Public servants have had enough. And it will be Canberrans who suffer if the ACT govt doesn't act
Opinion piece by Maddy Northam, CPSU Regional Secretary (ACT)
ACT public servants in the ACT have had enough. That message could not have been clearer last Friday on May Day, when more than 700 union members rallied outside the Legislative Assembly.
Health professionals, policy officers, hospice workers, child protection workers, Access Canberra staff, correctional officers and many more came together with one voice to say that being asked to go backwards is not acceptable.

ACT government public servants are not asking for special treatment. They are not asking for bonuses or perks.
They are simply asking for a pay rise that keeps up with the cost of living. Right now, the government is offering 3 per cent a year over three years. At the same time, CPI is running at 4.6 per cent. That means the government is planning to lock in a real wage cut for the workers who deliver the services Canberrans rely on every day.
This is happening in the middle of a brutal cost-of-living crisis. Rents continue to rise. Interest rates are biting. The cost of groceries, and utilities is climbing week after week. All this, plus a fuel crisis making it more expensive for Canberrans to get from A to B.
Public servants feel this pressure just like everyone else. They still have to put food on the table, pay the rent or mortgage, cover childcare costs and keep their families afloat. Like others in the community, it is becoming harder to make ends meet.
These are not abstract roles. These are the people who keep Canberra running.
They answer calls at Access Canberra when you need help navigating government systems.
They push you to get scans, take those scans and then care for you through diagnosis and rehabilitation in our public hospitals.
They support some of the territory's most vulnerable young people at Bimberi Youth Justice Centre. They work as dental assistants in public clinics.
They spend their days trying to house Canberrans as quickly as possible through Housing ACT.

They are child and youth protection officers keeping young people safe in complex and traumatic circumstances.
They are policy officers delivering the commitments that governments are elected on and that voters expect to see delivered.
If these workers stop work, Canberra stops. That's the reality.
And yet the government is prepared to send them backwards.
This pay offer also sits against the backdrop of redundancies across the Australian Public Service.

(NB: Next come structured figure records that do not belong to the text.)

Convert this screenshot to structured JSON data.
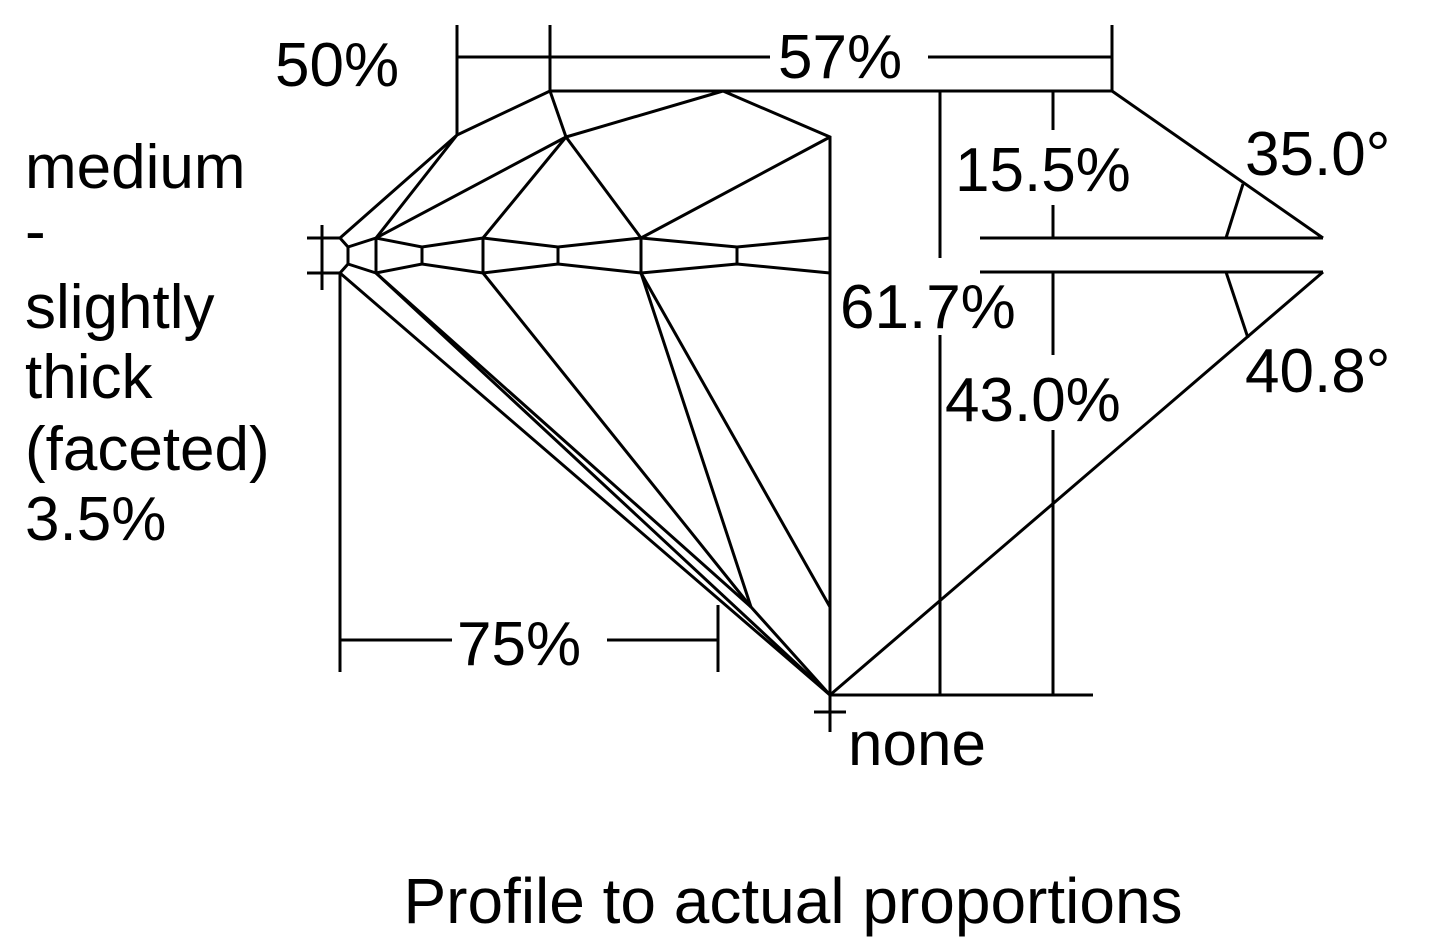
{
  "diagram": {
    "title": "Profile to actual proportions",
    "girdle_label": [
      "medium",
      "-",
      "slightly",
      "thick",
      "(faceted)",
      "3.5%"
    ],
    "lower_girdle_pct": "50%",
    "table_pct": "57%",
    "crown_height_pct": "15.5%",
    "crown_angle": "35.0°",
    "total_depth_pct": "61.7%",
    "pavilion_depth_pct": "43.0%",
    "pavilion_angle": "40.8°",
    "lower_half_pct": "75%",
    "culet": "none",
    "line_color": "#000000",
    "background": "#ffffff"
  }
}
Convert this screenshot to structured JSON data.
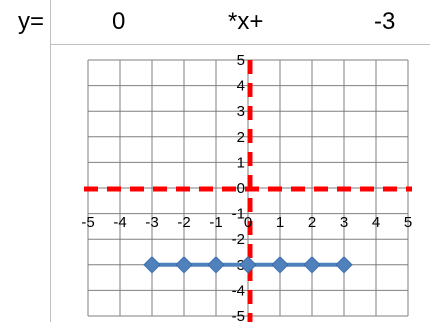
{
  "formula_row": {
    "lhs": "y=",
    "slope": "0",
    "op": "*x+",
    "intercept": "-3"
  },
  "chart_data": {
    "type": "scatter",
    "title": "",
    "xlabel": "",
    "ylabel": "",
    "xlim": [
      -5,
      5
    ],
    "ylim": [
      -5,
      5
    ],
    "grid": true,
    "x_ticks": [
      "-5",
      "-4",
      "-3",
      "-2",
      "-1",
      "0",
      "1",
      "2",
      "3",
      "4",
      "5"
    ],
    "y_ticks": [
      "5",
      "4",
      "3",
      "2",
      "1",
      "0",
      "-1",
      "-2",
      "-3",
      "-4",
      "-5"
    ],
    "series": [
      {
        "x": [
          -3,
          -2,
          -1,
          0,
          1,
          2,
          3
        ],
        "y": [
          -3,
          -3,
          -3,
          -3,
          -3,
          -3,
          -3
        ],
        "color": "#4f81bd",
        "marker": "diamond",
        "line": true
      }
    ],
    "axis_lines": {
      "color": "#ff0000",
      "style": "dashed"
    }
  }
}
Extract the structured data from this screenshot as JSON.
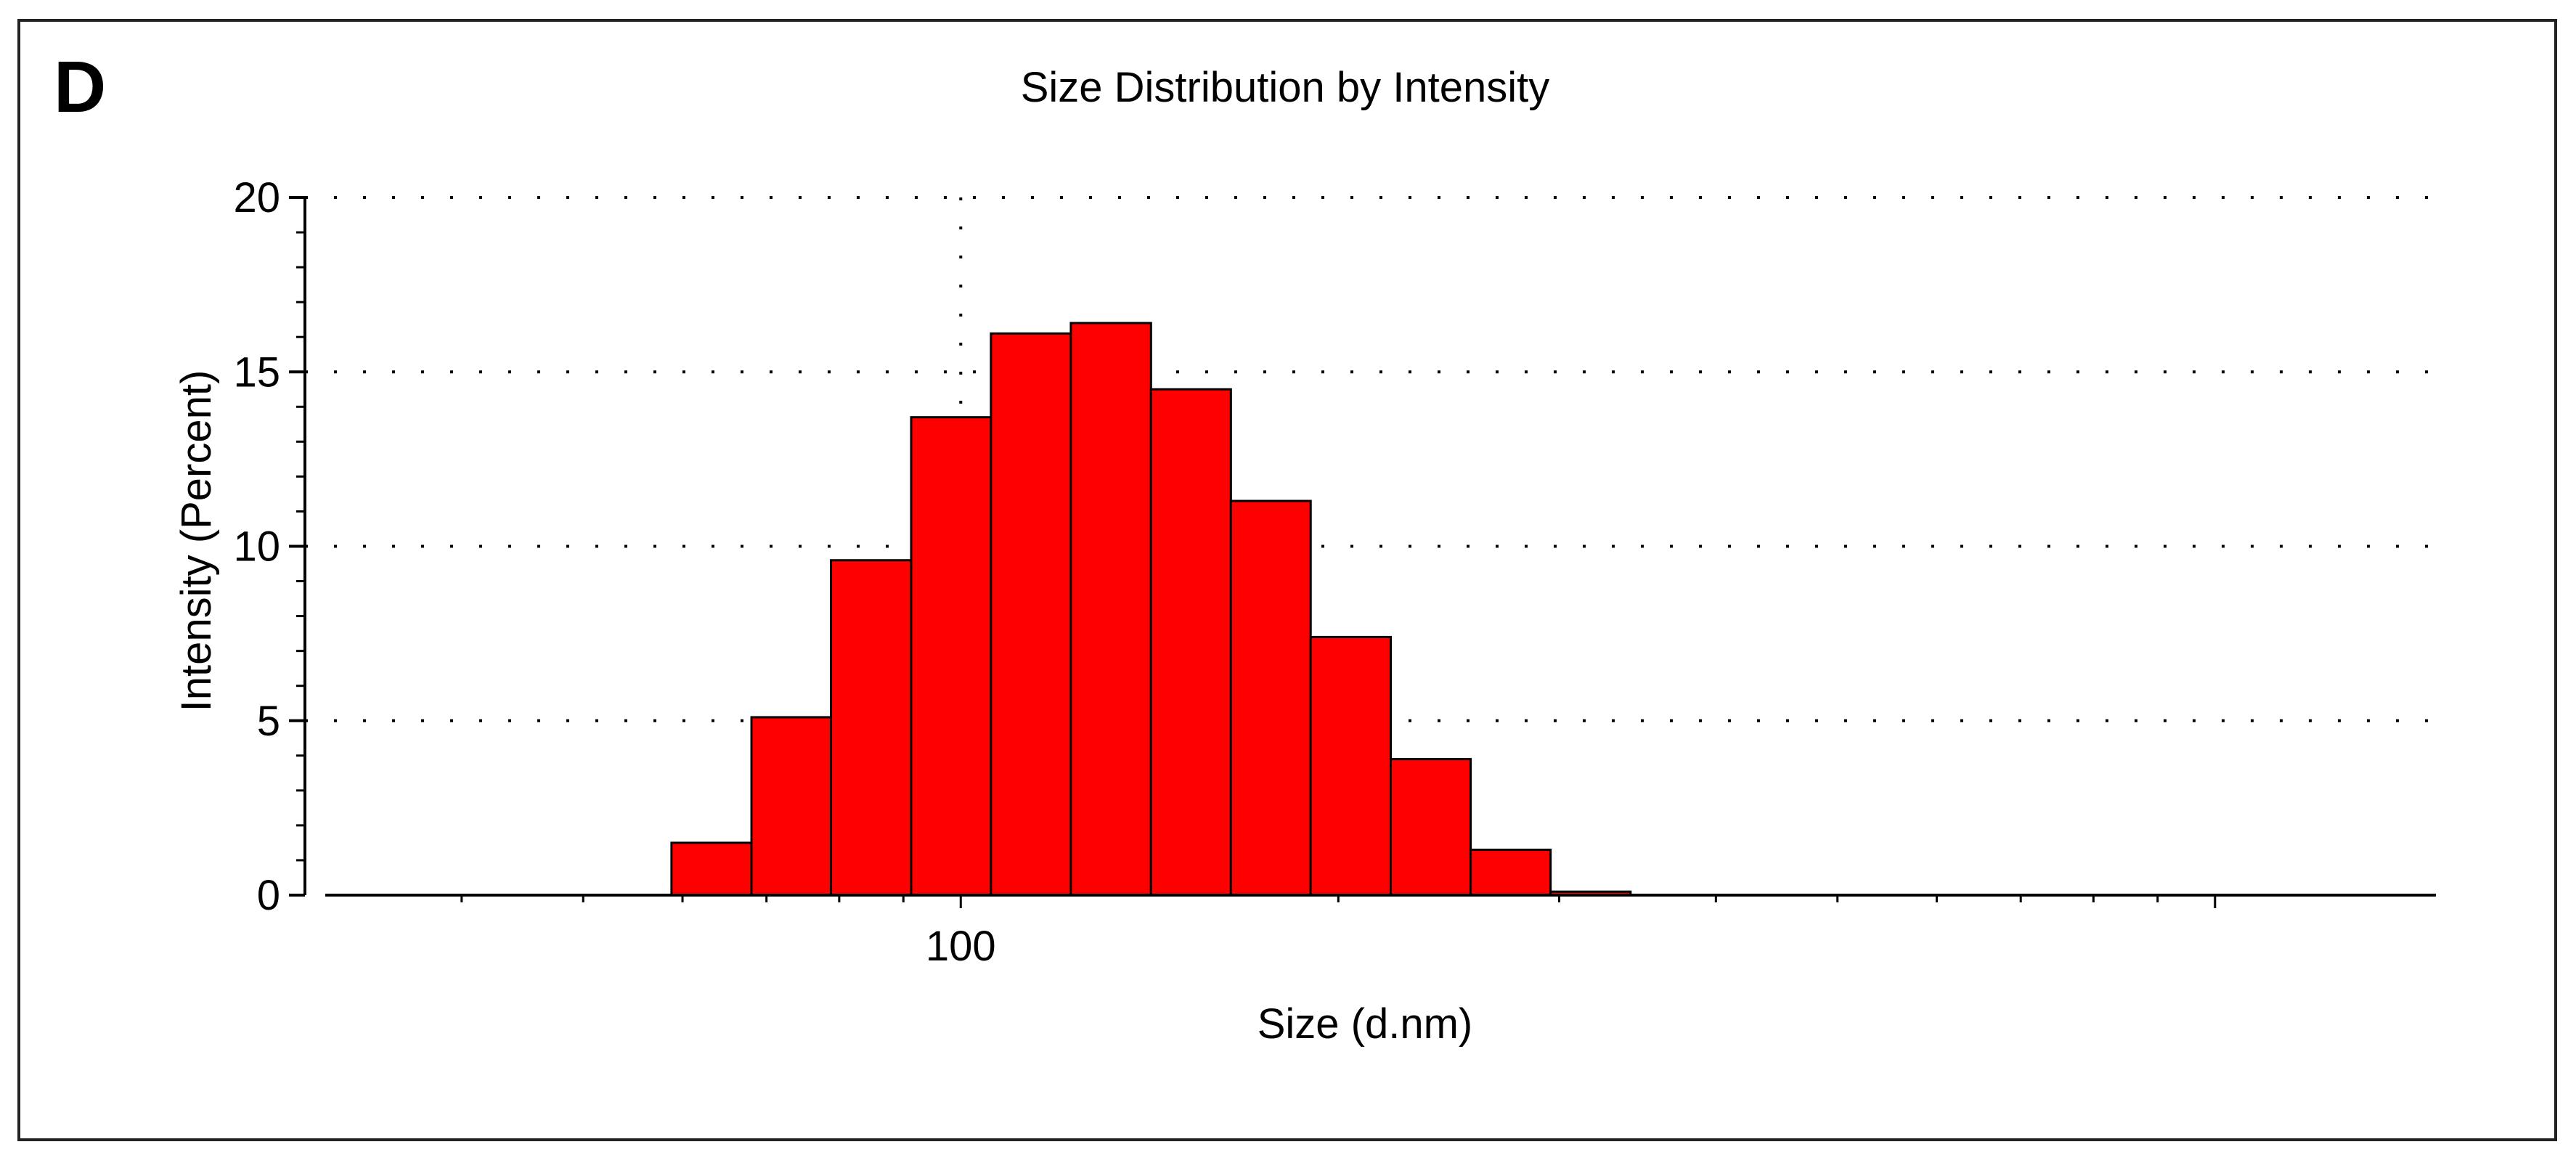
{
  "panel_label": "D",
  "chart_data": {
    "type": "bar",
    "title": "Size Distribution by Intensity",
    "xlabel": "Size (d.nm)",
    "ylabel": "Intensity (Percent)",
    "x_scale": "log",
    "xlim": [
      30,
      1500
    ],
    "ylim": [
      0,
      20
    ],
    "y_ticks": [
      0,
      5,
      10,
      15,
      20
    ],
    "x_tick_labels": [
      {
        "value": 100,
        "label": "100"
      }
    ],
    "grid": true,
    "bar_color": "#ff0000",
    "bins": [
      {
        "x0": 58.8,
        "x1": 68.1,
        "value": 1.5
      },
      {
        "x0": 68.1,
        "x1": 78.8,
        "value": 5.1
      },
      {
        "x0": 78.8,
        "x1": 91.3,
        "value": 9.6
      },
      {
        "x0": 91.3,
        "x1": 105.7,
        "value": 13.7
      },
      {
        "x0": 105.7,
        "x1": 122.4,
        "value": 16.1
      },
      {
        "x0": 122.4,
        "x1": 141.8,
        "value": 16.4
      },
      {
        "x0": 141.8,
        "x1": 164.2,
        "value": 14.5
      },
      {
        "x0": 164.2,
        "x1": 190.1,
        "value": 11.3
      },
      {
        "x0": 190.1,
        "x1": 220.2,
        "value": 7.4
      },
      {
        "x0": 220.2,
        "x1": 255.0,
        "value": 3.9
      },
      {
        "x0": 255.0,
        "x1": 295.3,
        "value": 1.3
      },
      {
        "x0": 295.3,
        "x1": 342.0,
        "value": 0.1
      }
    ]
  }
}
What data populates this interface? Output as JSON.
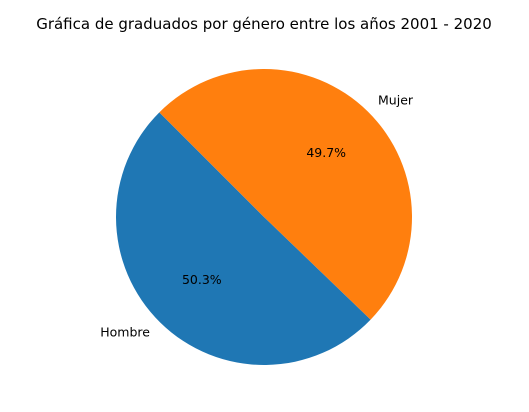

Make no mistake, these are job cuts by stealth. When positions are cut, the work does not disappear.
It is redistributed. Remaining staff are asked to do more with less until burnout sets in. Call wait times blow out. Services decline. The public notices, and it's the front-line workers who cop the frustration.
Both the Barr government and the Albanese government were elected on promises to invest in public services and respect the workforce that delivers them.
Instead, we are seeing job losses, understaffing and pay offers that fall behind inflation. That contradiction is impossible to ignore.
There is also a broader impact that cannot be brushed aside. Job losses and real wage cuts hit the local economy hard.
When public servants are forced to pour every dollar into rent, mortgages and groceries, they stop spending elsewhere. Local cafes, shops and small businesses in our town centres feel it immediately.
In health, the warning signs are already there. Local health professionals are looking interstate. A below-inflation pay offer will push more of them to leave, whether that is across the border to Queanbeyan or further afield to Queensland.
When skilled workers walk away, it is not ministers who wait longer in emergency departments or struggle to get appointments in government clinics. It's our kids, our parents, our fellow workers. It's our community.
When governments cut, we all pay.
Because of this, CPSU members and other union members across the territory are now being forced to consider protected industrial action, including striking. And it's not a decision taken lightly.
These CPSU members care deeply about the work they do and the community they serve. They stay on despite years of being stretched and overlooked. They keep working despite being told by the government that they are respected, but they just can't afford a pay rise.
Respect doesn't pay the bills.
It is time for Chief Minister Andrew Barr to step in and intervene in the bargaining process. It is time he tells Treasurer Chris Steel that money must be found to deliver a pay rise that at least keeps pace with the cost of living. Anything less is a real pay cut.
And on the APS front, we need to see the Albanese government deliver on its promise to Australians and continue to invest in public services. At next week's budget, the government must remember that cutting jobs is not savings, it is short-sighted damage that we all pay for.
Our public servants are the ones who step up when Australia needs them most, through floods, fires, pandemics and national crisis. Now it is time for the federal government to return that commitment, and back its workforce.
If the Barr and Albanese governments fail to act, it will not just be public servants who feel the consequences. It will be all Canberrans who pay the price.
Voting for the protected action ballots closes at midday today.